In contrast, none of the pupils at the private school said they had direct encounters with the police or had CCTV cameras in their neighbourhood. While they were aware of public space cameras in shopping centres for example, they did not consider themselves to be under surveillance, they considered the monitoring practices to be directed at the ‘chavs in tracksuits and baseball caps’.
The private school has no CCTVs or automated registers. As one pupil explained: “There is a lot of trust here, you could easily walk out the gates at the front but no one does… because they don’t want to go.” The surveillance they were most aware of, however, was computer monitoring.

Pupils said they were subject to real-time computer monitoring and they were concerned that the ‘blocking’ of websites had an impact on their schoolwork. As one year 11 teenage boy says: “Just by the touch of a button, they can shut down your computer. So your work could disappear and everything… it’s just a cause of worry that you’re going to get a message and he’s just going to shut your computer down and you’re going to lose your work.”

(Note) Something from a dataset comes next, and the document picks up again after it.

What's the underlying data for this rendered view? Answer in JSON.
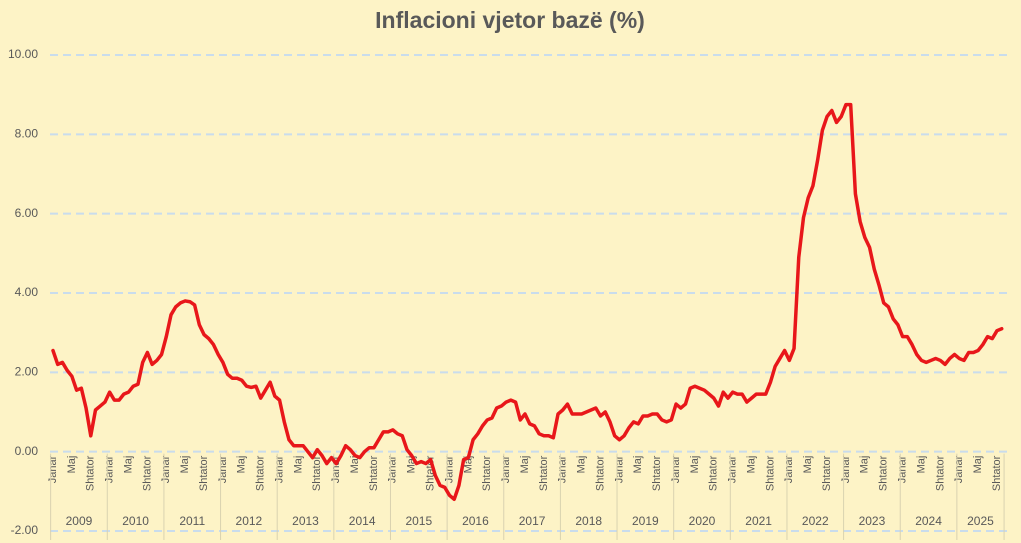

Pupils at the girls comprehensive school had very different concerns. They were worried about the potential for ‘voyeuristic’ use of CCTV surveillance by male operators. One girl said that in her previous school there was a camera looking into the girls toilets but there was no camera looking into the boys toilets. Another girl wondered if they had a CCTV camera in the changing rooms.
As well as concerns over the voyeuristic use of surveillance, some expressed their desire to have a ‘backstage’ area where they can make themselves presentable before being watched. Others thought that surveillance was bound up with wider media representations of women and their bodies. As one girl explained: “CCTV just encourages – you know – beauty, and everyone wanting to be perfect… like everybody wanting to be a size 8 or really skinny and really, really beautiful”. Another girl added: “The cameras are trying to control us and make us perfect”.

Encounters with the police were not prominent in the girls’ talk of surveillance, although some had been approached by security guards in one the city’s shopping centres. A year nine girl explains: “In the shopping centre it was raining, so we had our hoods up and they made us take off our hoods and walk back in the rain again, and then walk back in again so the camera could see our faces.”

Dr Mike McCahill who led the research says: “Although the children at the three different schools experience surveillance in different ways, it is clear that they all have degrees of concern about its usage. The consequences of controls such as computerised registers, automated text messages, cashless dinner programmes and blocking systems on the computers can have negative effects on relationships: children found there was no negotiation with the teacher for later arrivals, pupils could no longer buy dinner for their friends and automated text messages could really worry parents unnecessarily.

Dr McCahill concludes by saying: “The social impact that surveillance may have on children’s lives is highly dependent upon existing social relations, identities and cultural traditions. At the same time, however, this research has found that children are not passive subjects of social structures and technological processes. By evading, negotiating and resisting surveillance regimes, children also shape surveillance practices and technologies in novel and unanticipated ways.

Dr McCahill has previously studied CCTV control rooms.